ING Vysya also has a strong funding base. The current account, savings account (CASA) ratio is now 33 per cent, up from 27 per cent five years ago. More than half of this has been from current account deposits, which carries zero interest. For Kotak Bank, the differentiated rates on savings deposits has helped it build a strong deposit base. The merger of the two banks will enhance the CASA profile.
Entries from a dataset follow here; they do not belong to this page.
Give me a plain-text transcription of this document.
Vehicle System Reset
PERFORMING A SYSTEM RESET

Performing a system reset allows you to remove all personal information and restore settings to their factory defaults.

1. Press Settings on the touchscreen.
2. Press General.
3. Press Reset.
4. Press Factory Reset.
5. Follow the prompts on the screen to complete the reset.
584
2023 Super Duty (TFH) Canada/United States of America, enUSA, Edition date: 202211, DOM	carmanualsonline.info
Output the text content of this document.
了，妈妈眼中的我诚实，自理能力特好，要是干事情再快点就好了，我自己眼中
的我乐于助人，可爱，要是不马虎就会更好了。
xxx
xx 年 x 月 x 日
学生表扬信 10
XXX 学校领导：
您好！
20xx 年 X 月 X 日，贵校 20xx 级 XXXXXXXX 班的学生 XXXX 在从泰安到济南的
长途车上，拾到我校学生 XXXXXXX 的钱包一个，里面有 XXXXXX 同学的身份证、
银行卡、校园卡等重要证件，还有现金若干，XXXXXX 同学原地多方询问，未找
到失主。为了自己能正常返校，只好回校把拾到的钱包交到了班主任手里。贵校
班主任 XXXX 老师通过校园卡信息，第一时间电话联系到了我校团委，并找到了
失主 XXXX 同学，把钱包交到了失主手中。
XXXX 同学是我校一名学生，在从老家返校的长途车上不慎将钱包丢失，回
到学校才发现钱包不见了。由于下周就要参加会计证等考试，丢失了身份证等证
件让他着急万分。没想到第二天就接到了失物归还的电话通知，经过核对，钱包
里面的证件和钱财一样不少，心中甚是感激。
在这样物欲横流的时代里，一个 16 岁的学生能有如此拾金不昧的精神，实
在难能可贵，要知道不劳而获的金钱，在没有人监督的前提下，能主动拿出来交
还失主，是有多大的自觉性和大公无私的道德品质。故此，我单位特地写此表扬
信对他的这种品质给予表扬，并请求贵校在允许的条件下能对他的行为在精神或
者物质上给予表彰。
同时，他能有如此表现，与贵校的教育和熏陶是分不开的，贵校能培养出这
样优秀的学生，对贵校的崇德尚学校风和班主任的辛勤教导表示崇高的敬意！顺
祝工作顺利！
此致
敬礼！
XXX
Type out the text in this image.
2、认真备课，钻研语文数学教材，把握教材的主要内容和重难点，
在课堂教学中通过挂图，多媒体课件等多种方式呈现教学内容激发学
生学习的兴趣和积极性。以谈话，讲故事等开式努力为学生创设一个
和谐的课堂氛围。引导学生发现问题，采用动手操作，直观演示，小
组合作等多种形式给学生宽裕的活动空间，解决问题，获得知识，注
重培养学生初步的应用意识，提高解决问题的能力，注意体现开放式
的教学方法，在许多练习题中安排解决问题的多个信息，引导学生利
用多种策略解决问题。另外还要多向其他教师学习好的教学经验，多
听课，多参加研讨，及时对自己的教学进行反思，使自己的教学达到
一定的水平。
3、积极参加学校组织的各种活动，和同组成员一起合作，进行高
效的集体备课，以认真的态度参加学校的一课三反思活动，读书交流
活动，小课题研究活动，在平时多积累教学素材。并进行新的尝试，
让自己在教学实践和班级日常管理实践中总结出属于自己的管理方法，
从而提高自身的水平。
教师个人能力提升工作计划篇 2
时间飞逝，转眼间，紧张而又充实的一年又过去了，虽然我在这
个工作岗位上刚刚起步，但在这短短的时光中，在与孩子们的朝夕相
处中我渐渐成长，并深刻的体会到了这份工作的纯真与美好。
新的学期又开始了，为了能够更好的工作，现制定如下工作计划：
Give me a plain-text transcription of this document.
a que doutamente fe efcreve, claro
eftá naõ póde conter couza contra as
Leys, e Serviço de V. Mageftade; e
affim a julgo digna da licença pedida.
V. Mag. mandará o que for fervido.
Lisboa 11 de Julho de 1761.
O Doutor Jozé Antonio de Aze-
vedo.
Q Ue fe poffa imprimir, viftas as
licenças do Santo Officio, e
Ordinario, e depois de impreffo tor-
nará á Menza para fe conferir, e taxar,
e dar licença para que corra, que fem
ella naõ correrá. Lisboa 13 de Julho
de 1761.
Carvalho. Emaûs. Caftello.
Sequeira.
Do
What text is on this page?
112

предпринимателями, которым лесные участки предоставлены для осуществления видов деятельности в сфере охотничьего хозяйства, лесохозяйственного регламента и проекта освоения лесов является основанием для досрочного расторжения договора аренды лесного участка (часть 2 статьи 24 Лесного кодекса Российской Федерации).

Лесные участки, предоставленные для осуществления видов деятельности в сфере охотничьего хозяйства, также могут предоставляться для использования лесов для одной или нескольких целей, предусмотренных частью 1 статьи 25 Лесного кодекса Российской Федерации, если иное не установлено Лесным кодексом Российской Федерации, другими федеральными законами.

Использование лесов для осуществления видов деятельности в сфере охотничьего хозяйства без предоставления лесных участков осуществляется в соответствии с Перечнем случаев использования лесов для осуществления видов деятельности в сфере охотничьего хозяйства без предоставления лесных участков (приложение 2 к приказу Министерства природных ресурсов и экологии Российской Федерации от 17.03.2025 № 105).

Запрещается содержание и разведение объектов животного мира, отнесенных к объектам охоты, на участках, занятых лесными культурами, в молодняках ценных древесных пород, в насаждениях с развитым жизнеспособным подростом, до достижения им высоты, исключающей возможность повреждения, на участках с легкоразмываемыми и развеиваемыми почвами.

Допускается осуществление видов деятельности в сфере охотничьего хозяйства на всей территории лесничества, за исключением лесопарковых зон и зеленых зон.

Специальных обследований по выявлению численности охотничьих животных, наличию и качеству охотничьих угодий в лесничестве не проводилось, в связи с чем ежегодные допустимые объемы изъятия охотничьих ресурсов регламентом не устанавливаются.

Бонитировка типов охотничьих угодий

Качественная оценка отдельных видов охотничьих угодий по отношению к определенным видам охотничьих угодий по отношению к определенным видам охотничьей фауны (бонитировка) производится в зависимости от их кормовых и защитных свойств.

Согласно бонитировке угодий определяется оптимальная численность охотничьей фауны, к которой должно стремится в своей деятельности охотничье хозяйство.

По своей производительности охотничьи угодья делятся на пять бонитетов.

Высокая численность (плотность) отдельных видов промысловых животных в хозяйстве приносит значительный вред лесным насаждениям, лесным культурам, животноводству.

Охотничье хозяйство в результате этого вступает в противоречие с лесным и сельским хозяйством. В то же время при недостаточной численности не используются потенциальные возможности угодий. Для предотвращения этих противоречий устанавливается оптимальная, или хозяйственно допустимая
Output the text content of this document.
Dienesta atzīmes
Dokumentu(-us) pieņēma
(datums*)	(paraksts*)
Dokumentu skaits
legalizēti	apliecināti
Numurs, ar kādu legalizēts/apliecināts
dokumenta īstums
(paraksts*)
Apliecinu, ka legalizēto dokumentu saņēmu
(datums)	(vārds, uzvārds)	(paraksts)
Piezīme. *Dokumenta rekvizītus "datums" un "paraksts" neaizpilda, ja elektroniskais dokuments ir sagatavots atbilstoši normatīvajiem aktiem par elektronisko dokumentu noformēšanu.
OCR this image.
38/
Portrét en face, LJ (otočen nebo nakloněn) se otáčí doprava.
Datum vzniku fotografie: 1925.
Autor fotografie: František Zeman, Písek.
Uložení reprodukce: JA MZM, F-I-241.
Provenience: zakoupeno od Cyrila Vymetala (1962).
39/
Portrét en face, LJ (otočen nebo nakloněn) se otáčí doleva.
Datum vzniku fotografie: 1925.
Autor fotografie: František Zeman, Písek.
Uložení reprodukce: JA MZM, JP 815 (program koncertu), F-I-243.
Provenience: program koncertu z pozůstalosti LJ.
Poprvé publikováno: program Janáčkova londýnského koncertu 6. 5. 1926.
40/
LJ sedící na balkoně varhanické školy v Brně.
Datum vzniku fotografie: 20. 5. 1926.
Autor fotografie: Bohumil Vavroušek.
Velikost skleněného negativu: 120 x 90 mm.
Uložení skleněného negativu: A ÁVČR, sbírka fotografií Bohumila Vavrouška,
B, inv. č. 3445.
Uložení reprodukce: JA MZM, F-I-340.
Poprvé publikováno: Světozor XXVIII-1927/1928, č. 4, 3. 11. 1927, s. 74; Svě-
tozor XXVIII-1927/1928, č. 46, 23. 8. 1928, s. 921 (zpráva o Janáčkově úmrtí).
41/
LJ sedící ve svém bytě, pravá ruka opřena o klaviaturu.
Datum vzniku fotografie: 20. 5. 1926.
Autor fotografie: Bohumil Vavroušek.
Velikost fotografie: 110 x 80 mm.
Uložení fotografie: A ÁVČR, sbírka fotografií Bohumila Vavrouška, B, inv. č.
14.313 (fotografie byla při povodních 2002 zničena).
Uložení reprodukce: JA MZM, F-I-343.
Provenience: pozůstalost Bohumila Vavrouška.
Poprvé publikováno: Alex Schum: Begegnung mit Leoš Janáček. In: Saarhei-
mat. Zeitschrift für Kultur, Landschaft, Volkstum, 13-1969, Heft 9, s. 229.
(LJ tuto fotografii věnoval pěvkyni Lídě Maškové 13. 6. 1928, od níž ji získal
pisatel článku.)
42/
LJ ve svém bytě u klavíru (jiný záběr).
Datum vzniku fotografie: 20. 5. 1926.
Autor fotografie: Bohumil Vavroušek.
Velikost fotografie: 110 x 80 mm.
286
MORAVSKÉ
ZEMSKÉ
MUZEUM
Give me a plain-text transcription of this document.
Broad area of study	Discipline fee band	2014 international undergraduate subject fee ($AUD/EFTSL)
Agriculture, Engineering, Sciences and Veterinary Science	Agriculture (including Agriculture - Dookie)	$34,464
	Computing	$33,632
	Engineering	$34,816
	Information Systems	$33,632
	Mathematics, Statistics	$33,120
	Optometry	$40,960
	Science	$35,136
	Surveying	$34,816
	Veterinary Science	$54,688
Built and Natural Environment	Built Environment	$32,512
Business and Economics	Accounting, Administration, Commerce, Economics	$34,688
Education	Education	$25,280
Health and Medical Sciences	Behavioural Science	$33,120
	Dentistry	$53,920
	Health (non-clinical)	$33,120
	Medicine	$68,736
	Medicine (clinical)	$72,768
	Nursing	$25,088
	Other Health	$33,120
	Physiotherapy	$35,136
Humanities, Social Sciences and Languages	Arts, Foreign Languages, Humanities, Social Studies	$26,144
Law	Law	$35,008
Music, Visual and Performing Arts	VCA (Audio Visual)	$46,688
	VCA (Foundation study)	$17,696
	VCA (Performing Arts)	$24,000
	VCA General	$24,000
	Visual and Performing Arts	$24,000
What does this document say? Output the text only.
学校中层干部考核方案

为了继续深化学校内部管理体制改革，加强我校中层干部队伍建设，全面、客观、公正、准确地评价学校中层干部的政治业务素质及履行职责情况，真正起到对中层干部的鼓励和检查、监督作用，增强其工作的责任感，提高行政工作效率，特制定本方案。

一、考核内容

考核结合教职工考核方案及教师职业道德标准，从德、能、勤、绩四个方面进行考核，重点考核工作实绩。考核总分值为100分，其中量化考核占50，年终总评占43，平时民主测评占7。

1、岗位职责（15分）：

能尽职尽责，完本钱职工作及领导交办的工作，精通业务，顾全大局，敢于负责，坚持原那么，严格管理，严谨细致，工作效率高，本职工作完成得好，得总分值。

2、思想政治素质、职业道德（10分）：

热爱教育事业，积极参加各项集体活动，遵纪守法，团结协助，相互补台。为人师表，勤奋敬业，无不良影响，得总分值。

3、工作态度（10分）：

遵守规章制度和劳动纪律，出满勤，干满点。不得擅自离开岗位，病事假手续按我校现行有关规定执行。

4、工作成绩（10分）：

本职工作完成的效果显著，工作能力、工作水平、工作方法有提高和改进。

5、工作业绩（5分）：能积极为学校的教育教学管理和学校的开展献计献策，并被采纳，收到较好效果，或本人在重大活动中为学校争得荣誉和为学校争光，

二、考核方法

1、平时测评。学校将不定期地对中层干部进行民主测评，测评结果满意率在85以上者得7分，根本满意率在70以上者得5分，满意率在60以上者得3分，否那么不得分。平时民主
 Kotak Bank has also been sitting on excess capital (capital adequacy of 17.6 per cent) and has to cut down its promoter’s stake in the bank from the current levels of about 40 per cent to 20 per cent by March 2018 according to the RBI’s directive. Post-merger, the promoter’s stake in the combined entity will be 34 per cent. The capital adequacy of the combined entity will be about 16.5 per cent, which will continue to provide adequate headroom for growth.In terms of valuations, the deal is a good one. At about two times ING Vysya’s book value, the deal is reasonable in the context of past mergers within the banking space.